Lean muscle mass loss.

Muehrcke lines (parallel white lines on fingernails).

Other symptoms may be related to complications of nephrotic syndrome.

3. Laboratory, radiographic and other tests that are likely to be useful in diagnosing the cause of this problem.

Significant proteinuria (>3 g in 24 hours or spot urine protein/creatinine ratio > 3.5 mg protein/g creatinine) is diagnostic of nephrotic syndrome. Urinalysis may demonstrate casts, oval fat bodies, and fatty casts; plain microscopy may reveal maltese crosses under polarized light.

Measurement of serum creatinine to assess the degree of renal impairment, serum albumin, and total cholesterol is also indicated.

Many will follow up with serologic studies to understand the likely source for nephrosis. From the discussion above, this could include ANA and complement levels to help in the diagnosis of SLE; hemoglobin A1C for the diagnosis of diabetes; hepatitis B and C serologies along with serum cryoglobulins for the diagnosis of an underlying hepatitis; serum (and urine) protein electrophoresis for the diagnosis of multiple myeloma and possibly amyloidosis.

While these tests may be helpful in elucidating an underlying source, they are not in themselves diagnostic. The diagnostic test is renal biopsy.

C. Criteria for Diagnosing Each Diagnosis in the Method Above.

See discussion above (IIA) for description of patterns seen on renal biopsy.

D. Over-utilized or “wasted” diagnostic tests associated with the evaluation of this problem.

See IIB.

III. Management while the Diagnostic Process is Proceeding

A. Management of glomerulonephrosis.

Very little of the management is emergent. The focus should be on the treatment of underlying processes (e.g., diabetes, hepatitis, amyloidosis) and prevention of complications.

Lowering intraglomerular pressures and reducing protein excretion may slow the rate of disease progression through the use of angiotensin-converting enzyme (ACE) inhibitors or angiotensin II receptor antagonists. Monitoring for a decline in GFR and hyperkalemia are needed during the initiation and titration of these medications.

In minimal change disease, steroids can be of benefit. FSGS has a high recurrence rate and progression to ESRD and these patients benefit from steroids and immunosuppression.

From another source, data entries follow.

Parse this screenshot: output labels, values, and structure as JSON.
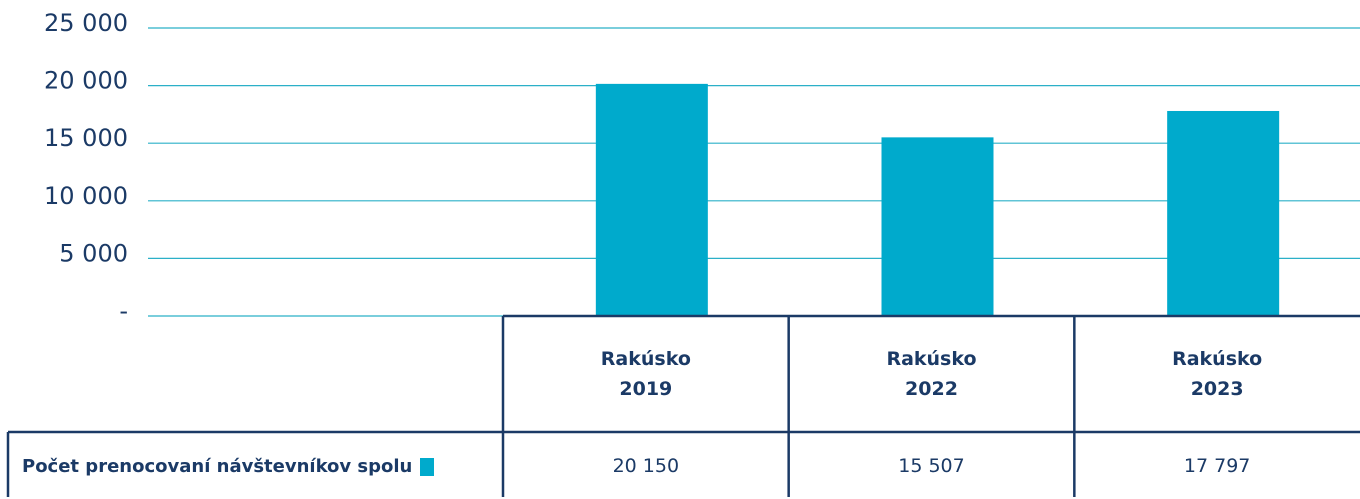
{
  "chart_data": {
    "type": "bar",
    "categories": [
      "Rakúsko 2019",
      "Rakúsko 2022",
      "Rakúsko 2023"
    ],
    "series": [
      {
        "name": "Počet prenocovaní návštevníkov spolu",
        "color": "#00aacc",
        "values": [
          20150,
          15507,
          17797
        ],
        "value_labels": [
          "20 150",
          "15 507",
          "17 797"
        ]
      }
    ],
    "ylim": [
      0,
      25000
    ],
    "yticks": [
      {
        "value": 0,
        "label": "-"
      },
      {
        "value": 5000,
        "label": "5 000"
      },
      {
        "value": 10000,
        "label": "10 000"
      },
      {
        "value": 15000,
        "label": "15 000"
      },
      {
        "value": 20000,
        "label": "20 000"
      },
      {
        "value": 25000,
        "label": "25 000"
      }
    ],
    "grid": true
  }
}
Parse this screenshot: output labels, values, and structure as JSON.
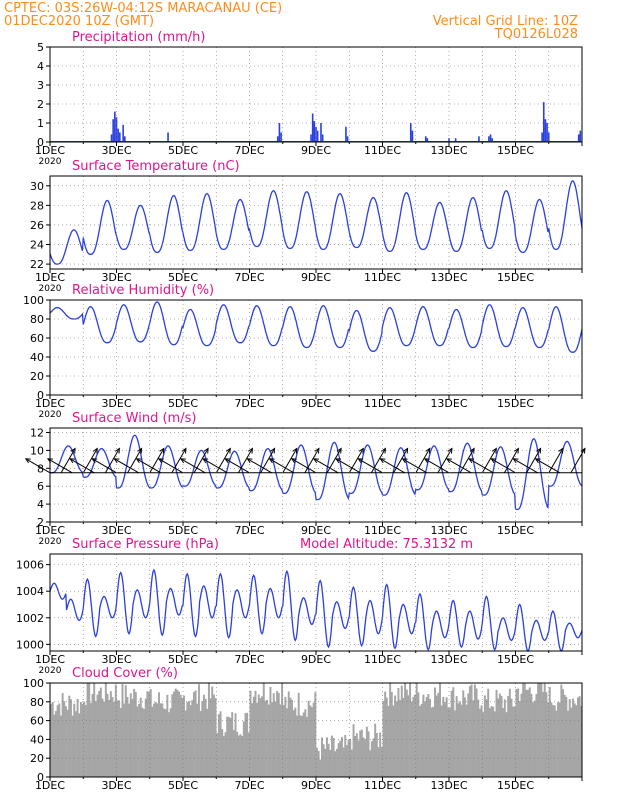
{
  "header": {
    "line1": "CPTEC:  03S:26W-04:12S   MARACANAU (CE)",
    "line2": "01DEC2020 10Z (GMT)",
    "right1": "Vertical Grid Line: 10Z",
    "right2": "TQ0126L028"
  },
  "colors": {
    "header": "#ff8c1a",
    "title": "#e0168c",
    "series": "#2a3fe0",
    "cloud": "#a6a6a6",
    "wind_arrow": "#000000",
    "grid": "#777777"
  },
  "x_tick_labels": [
    "1DEC",
    "3DEC",
    "5DEC",
    "7DEC",
    "9DEC",
    "11DEC",
    "13DEC",
    "15DEC"
  ],
  "x_first_sub": "2020",
  "chart_data": [
    {
      "id": "precipitation",
      "type": "bar",
      "title": "Precipitation  (mm/h)",
      "ylim": [
        0,
        5
      ],
      "yticks": [
        "0",
        "1",
        "2",
        "3",
        "4",
        "5"
      ],
      "grid": true,
      "x_unit": "days since 01DEC2020 00Z",
      "points": [
        [
          1.85,
          0.4
        ],
        [
          1.9,
          1.2
        ],
        [
          1.95,
          1.6
        ],
        [
          2.0,
          1.3
        ],
        [
          2.05,
          0.7
        ],
        [
          2.1,
          0.5
        ],
        [
          2.2,
          0.9
        ],
        [
          2.25,
          0.3
        ],
        [
          3.55,
          0.5
        ],
        [
          6.85,
          0.3
        ],
        [
          6.9,
          1.0
        ],
        [
          6.95,
          0.5
        ],
        [
          7.85,
          0.4
        ],
        [
          7.9,
          1.5
        ],
        [
          7.95,
          1.1
        ],
        [
          8.0,
          0.8
        ],
        [
          8.05,
          0.6
        ],
        [
          8.15,
          1.0
        ],
        [
          8.2,
          0.4
        ],
        [
          8.9,
          0.8
        ],
        [
          8.95,
          0.3
        ],
        [
          10.85,
          1.0
        ],
        [
          10.9,
          0.6
        ],
        [
          11.3,
          0.3
        ],
        [
          11.35,
          0.2
        ],
        [
          12.0,
          0.2
        ],
        [
          12.2,
          0.2
        ],
        [
          12.9,
          0.3
        ],
        [
          13.2,
          0.3
        ],
        [
          13.25,
          0.4
        ],
        [
          13.3,
          0.2
        ],
        [
          14.8,
          0.5
        ],
        [
          14.85,
          2.1
        ],
        [
          14.9,
          1.2
        ],
        [
          14.95,
          1.0
        ],
        [
          15.0,
          0.5
        ],
        [
          15.9,
          0.4
        ],
        [
          15.95,
          0.6
        ]
      ]
    },
    {
      "id": "temperature",
      "type": "line",
      "title": "Surface Temperature (nC)",
      "ylim": [
        21.5,
        31
      ],
      "yticks": [
        "22",
        "24",
        "26",
        "28",
        "30"
      ],
      "grid": true,
      "daily_min": [
        22.0,
        23.0,
        23.5,
        23.2,
        23.4,
        23.5,
        23.8,
        23.6,
        23.5,
        23.7,
        23.3,
        23.5,
        23.3,
        23.6,
        23.2,
        23.5
      ],
      "daily_max": [
        25.5,
        28.5,
        28.0,
        29.0,
        29.2,
        28.6,
        29.5,
        29.4,
        29.2,
        28.8,
        29.3,
        28.3,
        28.8,
        29.5,
        28.6,
        30.5
      ]
    },
    {
      "id": "humidity",
      "type": "line",
      "title": "Relative Humidity  (%)",
      "ylim": [
        0,
        100
      ],
      "yticks": [
        "0",
        "20",
        "40",
        "60",
        "80",
        "100"
      ],
      "grid": true,
      "daily_max": [
        92,
        93,
        95,
        98,
        90,
        95,
        94,
        93,
        94,
        89,
        92,
        93,
        90,
        95,
        92,
        93
      ],
      "daily_min": [
        80,
        55,
        56,
        53,
        52,
        55,
        52,
        50,
        50,
        46,
        52,
        52,
        50,
        51,
        50,
        45
      ]
    },
    {
      "id": "wind",
      "type": "line",
      "title": "Surface Wind  (m/s)",
      "ylim": [
        2,
        12.5
      ],
      "yticks": [
        "2",
        "4",
        "6",
        "8",
        "10",
        "12"
      ],
      "grid": true,
      "daily_max": [
        10.5,
        10.2,
        11.7,
        10.5,
        10.0,
        9.9,
        10.2,
        10.6,
        10.9,
        10.6,
        10.3,
        10.5,
        10.8,
        10.4,
        11.3,
        11.0
      ],
      "daily_min": [
        7.5,
        7.0,
        5.8,
        5.8,
        6.0,
        5.8,
        5.5,
        5.2,
        4.5,
        5.2,
        5.0,
        5.6,
        5.4,
        5.0,
        3.4,
        6.0
      ],
      "arrow_reference_speed": 7.5,
      "arrow_direction_pattern": [
        150,
        60
      ]
    },
    {
      "id": "pressure",
      "type": "line",
      "title": "Surface Pressure (hPa)",
      "annotation": "Model Altitude: 75.3132  m",
      "ylim": [
        999.5,
        1006.8
      ],
      "yticks": [
        "1000",
        "1002",
        "1004",
        "1006"
      ],
      "grid": true,
      "half_day_max": [
        1004.6,
        1003.4,
        1004.9,
        1003.6,
        1005.4,
        1004.1,
        1005.6,
        1004.2,
        1005.3,
        1004.4,
        1005.3,
        1004.1,
        1005.2,
        1004.2,
        1005.5,
        1003.5,
        1004.8,
        1003.2,
        1004.3,
        1003.3,
        1004.5,
        1003.0,
        1003.8,
        1002.5,
        1003.3,
        1002.5,
        1003.6,
        1002.0,
        1003.0,
        1001.8,
        1002.5,
        1001.6
      ],
      "half_day_min": [
        1003.4,
        1001.8,
        1000.6,
        1002.0,
        1000.8,
        1002.0,
        1000.7,
        1002.2,
        1000.6,
        1002.0,
        1000.5,
        1002.0,
        1000.8,
        1002.0,
        1000.3,
        1001.5,
        999.8,
        1001.2,
        999.9,
        1000.8,
        999.7,
        1000.8,
        999.6,
        1000.5,
        999.8,
        1000.4,
        999.6,
        1000.3,
        999.5,
        1000.3,
        999.5,
        1000.5
      ]
    },
    {
      "id": "cloud",
      "type": "area",
      "title": "Cloud  Cover  (%)",
      "ylim": [
        0,
        100
      ],
      "yticks": [
        "0",
        "20",
        "40",
        "60",
        "80",
        "100"
      ],
      "grid": true,
      "daily_level": [
        78,
        90,
        86,
        80,
        85,
        58,
        92,
        78,
        30,
        42,
        90,
        88,
        85,
        80,
        92,
        84
      ]
    }
  ]
}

Treatment of complications:

Edema-strict salt restriction and use of loop diuretics.

Hyperlipidemia – frequent monitoring of lipids and appropriate therapy with a statin.

Hypercoagulability – while patients can develop both arterial and venous clots, prophylactic anticoagulation is not recommended. Careful attention should be paid to any signs that would suggest an acute clot.

IV. What's the Evidence?

Kerlin, BA, Ayoob, R, Smoyer, WE. “Epidemiology and pathophysiology of nephrotic syndrome-associated thromboembolic disease”. Clinical journal of the American Society of Nephrology. vol. 7. 2012. pp. 513-20.

Ruggenenti, P, Mosconi, L, Vendramin, G. “ACE inhibition improves glomerular size selectivity in patients with idiopathic membranous nephropathy and persistent nephrotic syndrome”. Am J Kidney Dis. vol. 35. 2000. pp. 381-391.

Hull, RP, Goldsmith, DJ. “Nephrotic syndrome in adults”. BMJ. vol. 336. 2008. pp. 1185-1189.

Sumnu, A, Gursu, M, Ozturk, S. “Primary glomerular diseases in the elderly”. World J Nephrol. vol. 4. 2015. pp. 263-70.